Frankly, life’s too short.
A really neat sticker (especially one that becomes a switch trigger later) might induce me to tackle an obstacle that’s not vital to completing the level, but I don’t get a kick out of grabbing everything there is to grab. Not everyone does. If I reach the end and it says I’ve only managed to find 64% of the items, that doesn’t necessarily make me unhappy or want to play it again. A good story, with well thought-out obstacles — that makes me want to play it again.
Check out Innocent Cows… That’s a great level, and we’ve played it a few times. Note that it took two months of work and hand-drawn artwork. Good levels don’t come easily.
#3 Gremlins
If you haven’t heard of beta testing, then you’re doing it wrong.
Sackpeople are like hamsters, or octopuses. When you want them to go through a gap they’ll stubbornly refuse and hop to either side of it like it’s the fourth wall. When you don’t want them to go through a gap, they’ll be straight through there and nothing you can do will stop them. Then they’ll get stuck.

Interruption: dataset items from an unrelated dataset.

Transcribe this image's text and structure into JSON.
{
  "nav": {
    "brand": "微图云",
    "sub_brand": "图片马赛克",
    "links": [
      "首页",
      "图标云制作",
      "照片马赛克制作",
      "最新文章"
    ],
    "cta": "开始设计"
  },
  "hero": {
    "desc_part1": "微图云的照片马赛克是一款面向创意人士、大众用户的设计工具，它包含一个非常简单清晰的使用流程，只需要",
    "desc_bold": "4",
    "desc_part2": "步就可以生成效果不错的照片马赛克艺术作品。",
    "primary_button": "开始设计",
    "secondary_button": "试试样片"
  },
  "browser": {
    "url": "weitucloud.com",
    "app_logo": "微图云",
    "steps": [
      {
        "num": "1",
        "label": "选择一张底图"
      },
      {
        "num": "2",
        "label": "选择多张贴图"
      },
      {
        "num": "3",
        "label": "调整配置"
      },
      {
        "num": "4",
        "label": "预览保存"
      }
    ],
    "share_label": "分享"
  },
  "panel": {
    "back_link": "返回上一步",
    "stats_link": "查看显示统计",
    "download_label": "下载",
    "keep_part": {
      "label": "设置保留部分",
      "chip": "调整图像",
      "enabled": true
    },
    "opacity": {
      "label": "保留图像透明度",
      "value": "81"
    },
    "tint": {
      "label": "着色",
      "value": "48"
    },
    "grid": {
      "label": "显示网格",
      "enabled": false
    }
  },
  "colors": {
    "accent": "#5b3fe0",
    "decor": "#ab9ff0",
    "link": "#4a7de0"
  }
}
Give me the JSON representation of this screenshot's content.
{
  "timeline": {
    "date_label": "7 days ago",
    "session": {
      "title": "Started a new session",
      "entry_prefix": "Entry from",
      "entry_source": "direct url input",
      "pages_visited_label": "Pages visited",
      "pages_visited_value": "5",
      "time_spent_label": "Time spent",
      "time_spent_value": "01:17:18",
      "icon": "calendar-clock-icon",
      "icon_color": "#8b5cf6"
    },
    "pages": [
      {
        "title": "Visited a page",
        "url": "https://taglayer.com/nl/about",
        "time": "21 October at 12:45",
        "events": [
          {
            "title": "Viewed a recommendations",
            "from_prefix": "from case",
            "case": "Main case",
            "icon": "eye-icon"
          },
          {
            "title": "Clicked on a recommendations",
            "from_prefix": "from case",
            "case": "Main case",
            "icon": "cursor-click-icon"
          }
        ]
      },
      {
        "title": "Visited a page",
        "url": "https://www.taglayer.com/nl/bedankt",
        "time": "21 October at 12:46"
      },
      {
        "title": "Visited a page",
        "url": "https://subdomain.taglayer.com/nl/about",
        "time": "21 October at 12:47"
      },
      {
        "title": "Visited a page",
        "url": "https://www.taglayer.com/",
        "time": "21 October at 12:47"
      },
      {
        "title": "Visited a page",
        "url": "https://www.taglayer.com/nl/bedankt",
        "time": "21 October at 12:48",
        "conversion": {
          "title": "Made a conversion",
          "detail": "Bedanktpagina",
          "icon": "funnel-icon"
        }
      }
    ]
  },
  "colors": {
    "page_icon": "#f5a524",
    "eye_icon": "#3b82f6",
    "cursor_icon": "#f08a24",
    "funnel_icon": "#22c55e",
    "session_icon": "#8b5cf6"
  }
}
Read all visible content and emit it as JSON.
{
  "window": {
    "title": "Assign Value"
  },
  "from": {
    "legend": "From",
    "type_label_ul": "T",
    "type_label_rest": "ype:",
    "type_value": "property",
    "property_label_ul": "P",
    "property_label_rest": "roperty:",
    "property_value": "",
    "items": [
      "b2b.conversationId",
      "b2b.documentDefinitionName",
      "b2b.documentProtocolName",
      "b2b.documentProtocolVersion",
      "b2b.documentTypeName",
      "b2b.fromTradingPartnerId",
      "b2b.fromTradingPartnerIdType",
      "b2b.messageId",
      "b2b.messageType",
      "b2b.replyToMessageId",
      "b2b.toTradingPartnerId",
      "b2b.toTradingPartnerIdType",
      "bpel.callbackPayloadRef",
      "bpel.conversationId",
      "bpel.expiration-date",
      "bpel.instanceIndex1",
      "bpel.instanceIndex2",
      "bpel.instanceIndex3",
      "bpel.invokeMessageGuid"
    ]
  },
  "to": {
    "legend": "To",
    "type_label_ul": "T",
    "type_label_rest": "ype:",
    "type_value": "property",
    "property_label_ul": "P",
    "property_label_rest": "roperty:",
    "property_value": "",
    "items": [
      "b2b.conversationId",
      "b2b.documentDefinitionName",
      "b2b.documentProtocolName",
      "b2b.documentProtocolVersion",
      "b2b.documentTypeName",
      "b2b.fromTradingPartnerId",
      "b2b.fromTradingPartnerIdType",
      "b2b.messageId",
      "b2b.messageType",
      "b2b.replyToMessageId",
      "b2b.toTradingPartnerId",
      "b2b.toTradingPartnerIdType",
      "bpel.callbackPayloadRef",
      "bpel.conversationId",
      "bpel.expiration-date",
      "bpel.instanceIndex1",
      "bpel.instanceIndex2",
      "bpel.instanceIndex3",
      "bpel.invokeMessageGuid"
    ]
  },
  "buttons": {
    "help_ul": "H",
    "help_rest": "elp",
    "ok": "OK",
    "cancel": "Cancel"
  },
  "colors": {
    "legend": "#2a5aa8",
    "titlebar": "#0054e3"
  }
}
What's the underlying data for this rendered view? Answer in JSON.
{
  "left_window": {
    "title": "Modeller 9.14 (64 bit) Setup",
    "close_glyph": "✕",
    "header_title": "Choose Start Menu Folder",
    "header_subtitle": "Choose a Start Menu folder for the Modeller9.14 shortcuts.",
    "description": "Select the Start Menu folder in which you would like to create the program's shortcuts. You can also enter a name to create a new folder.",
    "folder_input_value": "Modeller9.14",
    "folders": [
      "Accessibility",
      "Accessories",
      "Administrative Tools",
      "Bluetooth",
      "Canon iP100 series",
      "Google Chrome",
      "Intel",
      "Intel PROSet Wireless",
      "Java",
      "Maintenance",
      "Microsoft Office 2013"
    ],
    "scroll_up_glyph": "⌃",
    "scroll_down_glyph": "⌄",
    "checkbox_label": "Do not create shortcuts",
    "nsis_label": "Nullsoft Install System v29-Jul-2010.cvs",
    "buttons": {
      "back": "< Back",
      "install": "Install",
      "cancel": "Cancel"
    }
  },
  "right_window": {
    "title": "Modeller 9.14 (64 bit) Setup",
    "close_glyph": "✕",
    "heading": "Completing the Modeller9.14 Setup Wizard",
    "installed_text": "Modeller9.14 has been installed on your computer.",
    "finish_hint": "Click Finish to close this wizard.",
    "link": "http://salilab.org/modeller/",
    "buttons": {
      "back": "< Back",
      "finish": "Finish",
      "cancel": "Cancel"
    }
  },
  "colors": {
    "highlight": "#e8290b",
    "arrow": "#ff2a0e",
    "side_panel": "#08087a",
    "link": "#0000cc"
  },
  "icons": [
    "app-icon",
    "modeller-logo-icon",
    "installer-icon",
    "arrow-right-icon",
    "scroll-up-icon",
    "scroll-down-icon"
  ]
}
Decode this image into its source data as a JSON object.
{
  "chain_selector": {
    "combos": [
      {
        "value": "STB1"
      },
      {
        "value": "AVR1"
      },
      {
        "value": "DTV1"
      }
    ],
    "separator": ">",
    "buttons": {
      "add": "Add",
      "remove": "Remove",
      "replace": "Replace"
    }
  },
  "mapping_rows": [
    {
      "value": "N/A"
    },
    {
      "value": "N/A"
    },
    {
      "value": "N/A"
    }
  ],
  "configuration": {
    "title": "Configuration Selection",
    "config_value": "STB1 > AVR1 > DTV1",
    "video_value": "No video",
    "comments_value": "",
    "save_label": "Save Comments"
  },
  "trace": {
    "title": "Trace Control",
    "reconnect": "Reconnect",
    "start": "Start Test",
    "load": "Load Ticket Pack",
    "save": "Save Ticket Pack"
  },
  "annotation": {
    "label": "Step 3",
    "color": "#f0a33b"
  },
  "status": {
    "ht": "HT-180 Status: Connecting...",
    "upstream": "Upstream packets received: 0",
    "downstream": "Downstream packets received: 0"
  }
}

They also break things. The players out there will take your level and turn it into so much useless junk, if you haven’t built it robustly. There’s very little worse in Little Big Planet land than getting halfway through a level and discovering you’ve broken it. A pretty typical flaw is when a level generates a vehicle as a one-off, it somehow gets broken or lost (sackpeople also let go when you least expect it) and then you can’t finish the level because the vehicle was necessary to get to the next area.
In addition, we don’t like it when we find ourselves behind the scenes, looking at the winches and pulleys, and can’t get out again.
In short, don’t give us a level we can break. That makes for sad, angry sackpeople.
#4 Number of lives
There’s something to be said for the infinite lives portals. A couple of community levels out there (I can’t look them up because Frood is hogging the machine for level building right now) are designed to be one trap after another. Relax, it tells you. You will die. It’s fine. You have infinite lives. Sit back and enjoy.
And we did.
Running out of lives halfway through a level and having to start again might be part of the fun for some — I own more than one version of R-Type, I get it, I really do — but personally I prefer not having to go all the way back and start again. If you’ve got a particularly tricky bit in your level, in which it’s necessary to get it right to within a hair’s breadth, or learn a complex pattern, consider using a double portal, at the very least. I don’t mind dying, but I don’t like getting frustrated. Gaming is supposed to be fun.
On the other hand, there are tags for “tricky” and “frustrating”, so if you like killing sackpeople go right ahead. It’s just that we’ll probably skip it.
#5 Descriptions
Use these wisely, young sackperson! You can get away with almost anything if you explain it up front. There will be players out there who will enjoy whatever fiendish tricks you have to offer, so make your description count! For every player who wants to bring three friends there’s another who likes having levels all to himself. For every player who likes infinite lives there are more who like the challenge of having to do a level over and over to get it right. The important thing is to give us levels that work and are fun to play. If a description covers the important facts then we can choose the ones we are more likely to find enjoyable and you are more likely to get hearted.